La Resolución DGRN de 17 de octubre de 2013 (BOE 21 noviembre 2013) avala la decisión del Registrador de la Propiedad de suspender la inscripción de la adjudicación en un proceso judicial de la finca hipotecada a favor de entidad que, siendo la demandante, no era la titular registral de la garantía hipotecaria, lo que viene a reforzar el criterio mantenido por este tribunal, por más que no sea el mismo unánime en la llamada jurisprudencia menor.

7. Si el art. 130 LH dispone que el proceso de ejecución directa contra los bienes hipotecados sólo puede ejercitarse como realización de una hipoteca inscrita y sobre la base de aquellos extremos contenidos en el título que se hayan recogido en el asiento respectivo es claro que, con independencia de que el derecho de crédito ostentado por el banco apelante tenga su causa en cesión singular o general de créditos o activos, en fusión o en absorción, no puede seguirse el presente proceso a favor e instancia de Banco Mare Nostrum SA si no es el titular inscrito de la garantía, que en el registro inmobiliario figura a favor de Caixa d#Estalvis del Penedés.

En definitiva, una vez que se ha constatado que la ejecutante de la garantía no es la titular registral de la misma, bien acordada estuvo la denegación de la ejecución, lo que no obsta a que la entidad bancaria recurrente haga valer su derecho en el proceso declarativo correspondiente ( art. 552.3 LEC ).



TERCERO.- La desestimación del recurso que se sigue de lo dicho da lugar a la imposición a la parte recurrente de las costas causadas por su recurso ( art. 398 LEC ).

Rechazada la apelación, pierde la parte recurrente la cantidad consignada para su tramitación (D. Ad.

15ª LOPJ).

Vistos los preceptos legales citados y demás de general y pertinente aplicación,

Fallo

Que, DESESTIMANDO el recurso de apelación formulado por la representación procesal de Banco Mare Nostrum, S.A. contra el Auto dictado por la Sra. Juez del Juzgado de Primera Instancia número 3 de Vinaròs en fecha veintidós de enero de dos mil catorce, en autos de Juicio ejecución Hipotecaria seguidos con el número 43 de 2013, debemos confirmar y CONFIRMAMOS la resolución recurrida e imponemos a la parte apelante las costas de la alzada.

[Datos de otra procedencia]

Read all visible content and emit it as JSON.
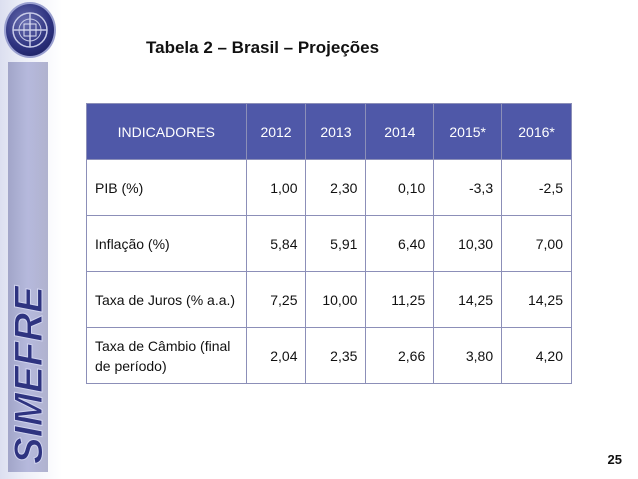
{
  "header": {
    "title": "Tabela 2 – Brasil – Projeções"
  },
  "sidebar": {
    "brand_text": "SIMEFRE",
    "logo_icon": "simefre-emblem-icon"
  },
  "table": {
    "columns": [
      "INDICADORES",
      "2012",
      "2013",
      "2014",
      "2015*",
      "2016*"
    ],
    "rows": [
      {
        "label": "PIB (%)",
        "values": [
          "1,00",
          "2,30",
          "0,10",
          "-3,3",
          "-2,5"
        ]
      },
      {
        "label": "Inflação (%)",
        "values": [
          "5,84",
          "5,91",
          "6,40",
          "10,30",
          "7,00"
        ]
      },
      {
        "label": "Taxa de Juros (% a.a.)",
        "values": [
          "7,25",
          "10,00",
          "11,25",
          "14,25",
          "14,25"
        ]
      },
      {
        "label": "Taxa de Câmbio (final de período)",
        "values": [
          "2,04",
          "2,35",
          "2,66",
          "3,80",
          "4,20"
        ]
      }
    ]
  },
  "footer": {
    "page_number": "25"
  },
  "colors": {
    "header_bg": "#4f58a8",
    "border": "#8c8fb8",
    "brand": "#2e3380"
  }
}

Se declara la pérdida de la cantidad consignada como depósito para recurrir, puesto que se desestima el recurso de apelación.

Notifíquese el presente Auto y remítase testimonio del mismo, junto con los autos principales al Juzgado de procedencia, para su ejecución y cumplimiento.

Así por este nuestro Auto, del que se unirá certificación al Rollo, lo pronunciamos, mandamos y firmamos.